Q: You write that “criminal law remains as one of the only moral authorities available to describe what society considers to be truly condemnable.” What gives criminal law its moral authority?

Robinson: That is an extremely interesting question on which I’ve actually written a good deal. Criminal law earns its moral authority by publicly committing itself to doing justice above all else. A system that regularly does injustice and regularly fails to do justice is a system that will lose its moral authority with the community and will thereby lose access to the powerful forces of social influence that the law’s earned moral credibility can bring.
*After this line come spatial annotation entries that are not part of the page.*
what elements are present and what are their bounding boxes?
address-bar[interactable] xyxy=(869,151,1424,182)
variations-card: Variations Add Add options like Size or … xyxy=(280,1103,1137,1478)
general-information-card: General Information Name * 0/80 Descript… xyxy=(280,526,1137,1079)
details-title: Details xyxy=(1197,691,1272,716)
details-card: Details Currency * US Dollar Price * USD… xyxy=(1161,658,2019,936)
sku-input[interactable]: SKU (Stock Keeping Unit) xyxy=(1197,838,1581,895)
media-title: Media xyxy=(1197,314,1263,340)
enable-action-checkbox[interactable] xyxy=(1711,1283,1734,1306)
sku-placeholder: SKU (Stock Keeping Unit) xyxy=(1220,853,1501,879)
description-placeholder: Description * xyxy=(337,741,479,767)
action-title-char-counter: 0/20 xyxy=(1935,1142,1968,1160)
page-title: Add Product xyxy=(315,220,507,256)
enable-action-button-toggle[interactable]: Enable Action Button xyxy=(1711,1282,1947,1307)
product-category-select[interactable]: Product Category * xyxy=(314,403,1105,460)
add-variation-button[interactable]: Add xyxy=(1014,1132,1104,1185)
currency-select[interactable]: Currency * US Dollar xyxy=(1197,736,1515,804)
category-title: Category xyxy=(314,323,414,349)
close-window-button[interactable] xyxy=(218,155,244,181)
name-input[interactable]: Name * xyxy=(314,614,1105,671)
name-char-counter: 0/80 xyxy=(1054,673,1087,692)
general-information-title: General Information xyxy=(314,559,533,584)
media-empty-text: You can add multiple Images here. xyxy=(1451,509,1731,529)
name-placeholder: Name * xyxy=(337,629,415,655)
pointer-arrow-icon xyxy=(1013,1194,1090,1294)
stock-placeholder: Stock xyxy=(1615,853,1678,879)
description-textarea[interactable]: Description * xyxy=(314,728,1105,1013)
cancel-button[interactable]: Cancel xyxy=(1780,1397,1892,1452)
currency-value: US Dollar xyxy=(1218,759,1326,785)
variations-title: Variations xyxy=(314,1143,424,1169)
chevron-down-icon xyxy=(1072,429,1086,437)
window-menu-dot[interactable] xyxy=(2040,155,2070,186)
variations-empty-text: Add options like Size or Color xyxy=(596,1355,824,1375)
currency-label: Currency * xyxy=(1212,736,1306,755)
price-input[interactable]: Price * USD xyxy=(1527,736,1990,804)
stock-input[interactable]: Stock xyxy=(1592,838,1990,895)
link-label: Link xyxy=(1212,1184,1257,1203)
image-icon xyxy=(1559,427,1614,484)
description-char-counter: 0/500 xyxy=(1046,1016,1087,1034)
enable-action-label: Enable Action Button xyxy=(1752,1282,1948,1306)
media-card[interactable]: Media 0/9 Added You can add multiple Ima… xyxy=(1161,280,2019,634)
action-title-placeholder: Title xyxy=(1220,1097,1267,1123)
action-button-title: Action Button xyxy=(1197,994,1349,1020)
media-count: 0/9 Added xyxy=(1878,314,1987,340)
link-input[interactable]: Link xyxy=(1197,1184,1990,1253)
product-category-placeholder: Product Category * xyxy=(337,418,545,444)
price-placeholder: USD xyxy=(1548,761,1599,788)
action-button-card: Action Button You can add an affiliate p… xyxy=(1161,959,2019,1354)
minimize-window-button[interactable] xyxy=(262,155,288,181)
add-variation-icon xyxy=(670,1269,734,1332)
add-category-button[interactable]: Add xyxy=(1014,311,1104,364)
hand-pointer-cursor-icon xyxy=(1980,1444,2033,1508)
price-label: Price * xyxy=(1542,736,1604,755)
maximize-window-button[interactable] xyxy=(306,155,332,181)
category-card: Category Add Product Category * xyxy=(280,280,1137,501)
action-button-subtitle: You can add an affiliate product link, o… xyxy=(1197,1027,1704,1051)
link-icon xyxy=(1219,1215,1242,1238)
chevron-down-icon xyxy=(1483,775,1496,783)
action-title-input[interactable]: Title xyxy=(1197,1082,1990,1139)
It is for just this reason that I have long argued that the criminal justice system must avoid rules and practices that produce systematic injustice or failures of justice. Unfortunately, there are many who have influence in shaping criminal justice rules and practices who are willing to produce regular deviations from justice in order to promote some other goal, be it crime-control, a political or ideological agenda, or some other goal that they see as important.

Q: In what ways does criminal law concern itself not just with tangible harms to people and property but also with intangible harms to institutions and larger societal interests?

Robinson: Certainly, people tend to think first about physical harms to persons or property when they think of criminal law, but the vast majority of offenses in the criminal code concern intangible rather than tangible interests. Counterfeiting, insider trading, and deceptive business practices all concern injuring an intangible societal interest, such as the perceived reliability and fairness of particular economic activity, not causing a tangible harm. Mistreating a dead body, defecating in public, and consensual adult incest with birth control all concern violation of societal norms, not tangible harms.

Q: You write that “generations from now people will look back on our present society and roll their eyes—or scowl in disgust—at something we now criminalize that they have come to see as wholly acceptable or at something we fail to criminalize that they have come to see as highly condemnable.” What is something we now criminalize that will be seen as acceptable or something that might be condemnable that we have failed to criminalize?

Robinson: Well, of course, that’s the challenge. No generation can know for sure what is coming around the historical corner. I’m sure many centuries ago in Europe no one could have imagined a world in which blasphemy was not a crime. They could not see it coming.

Will it turn out that a century from now future generations will see our failure to recognize the equality between human rights and animal rights to be barbaric? There has never been a generation in human history that “got it right”—and there never will be because human society continues to evolve. (This is one of the reasons I think it is shortsighted for our current generation of activists to imagine that they have it exactly right. Their arrogance will appear downright silly at some future time when their own conduct and views are “revealed” as seriously wrongheaded. It is for this same reason that I think it is sad that current activists are often wildly judgmental of past generations, tearing down statues, etc., of historical figures who were simply a product of their times—as if the current crop of activists are not similarly simply a product of their times, which will be discredited soon enough.)